Gondry’s magic starts working from the opening credits serving as a time machine that takes you back to the old days of The Science of Sleep (2006) and Be Kind Rewind (2008), although the film itself is much more realistic ignoring the usual Gondry-esque animated miniatures and funky handmade gadgets. They are still present, but minimally in the form of Mark’s feverish procrastination. He randomly draws a cartoon about a Fox who opens a barber shop (which plays in the middle of the film), makes his editor Charlotte (Blanche Gardin) an “editing truck”, records a cooking show with his aunt Denise (legendary Françoise Lebrun), and creates a “Book of Solutions” in which he writes a recipe for solving any possible problem in life. Gondry invites us backstage for a look at his creative process, showing that all of his ideas come from sleepless nights, anxiety, fear and a unique way of thinking – which is a mystery even to those closest to him.

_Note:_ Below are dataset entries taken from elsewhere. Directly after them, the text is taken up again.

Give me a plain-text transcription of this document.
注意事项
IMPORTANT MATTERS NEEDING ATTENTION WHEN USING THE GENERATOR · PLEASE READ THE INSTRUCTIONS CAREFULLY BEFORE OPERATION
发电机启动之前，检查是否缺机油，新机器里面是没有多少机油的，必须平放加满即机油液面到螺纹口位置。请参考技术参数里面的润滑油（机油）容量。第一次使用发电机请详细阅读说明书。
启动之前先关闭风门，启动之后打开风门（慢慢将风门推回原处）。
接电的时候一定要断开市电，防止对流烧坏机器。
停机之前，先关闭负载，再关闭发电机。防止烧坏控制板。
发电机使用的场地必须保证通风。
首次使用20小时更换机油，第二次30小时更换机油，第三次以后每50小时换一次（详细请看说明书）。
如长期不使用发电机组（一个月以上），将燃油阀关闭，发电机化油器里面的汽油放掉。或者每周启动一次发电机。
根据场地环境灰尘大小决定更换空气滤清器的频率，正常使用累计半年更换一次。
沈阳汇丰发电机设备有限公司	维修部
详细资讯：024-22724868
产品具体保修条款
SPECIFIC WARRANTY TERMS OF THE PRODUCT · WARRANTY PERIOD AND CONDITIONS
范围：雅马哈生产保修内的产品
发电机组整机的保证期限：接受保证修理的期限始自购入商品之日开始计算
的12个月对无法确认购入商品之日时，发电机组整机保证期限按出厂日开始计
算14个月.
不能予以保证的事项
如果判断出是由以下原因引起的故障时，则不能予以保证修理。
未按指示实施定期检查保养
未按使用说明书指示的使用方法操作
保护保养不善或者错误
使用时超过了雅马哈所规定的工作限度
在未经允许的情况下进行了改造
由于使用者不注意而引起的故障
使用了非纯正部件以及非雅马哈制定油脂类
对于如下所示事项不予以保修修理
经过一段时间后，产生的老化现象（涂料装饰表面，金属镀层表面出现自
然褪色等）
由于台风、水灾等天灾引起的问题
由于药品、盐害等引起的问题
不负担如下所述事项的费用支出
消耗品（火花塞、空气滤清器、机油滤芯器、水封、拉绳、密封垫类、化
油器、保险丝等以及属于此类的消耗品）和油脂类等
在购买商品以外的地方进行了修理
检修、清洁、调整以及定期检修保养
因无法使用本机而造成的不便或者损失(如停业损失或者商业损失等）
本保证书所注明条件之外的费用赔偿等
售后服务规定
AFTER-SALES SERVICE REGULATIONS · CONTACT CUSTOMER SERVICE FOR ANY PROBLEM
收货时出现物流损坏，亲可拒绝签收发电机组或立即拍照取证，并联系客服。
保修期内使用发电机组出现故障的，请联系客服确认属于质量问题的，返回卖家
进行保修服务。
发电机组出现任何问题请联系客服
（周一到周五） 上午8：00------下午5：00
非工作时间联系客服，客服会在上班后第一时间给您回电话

The director’s message is obvious yet powerful – only truly passionate, borderline insane people can pull off making a movie. Marc’s own “Book of Solutions” within the film serves as a filmmaker’s guide for those who are brave enough to try making their own film their own way. His main advice is to believe in yourself even when everyone else claims you’re crazy. I have to admit, I didn’t trust Marc either at first, especially when he decided to record a score without a composer or to become a mayor of the nearby village. However, Gondry makes the audience a part of his joke proving all of us wrong to a joyous result. By the end, Gondry’s film paints Marc as a troubled, lost and tired artist whose loyal crew members follow him blindly for the spark of brilliance in his art. And the audience is ready to follow suit.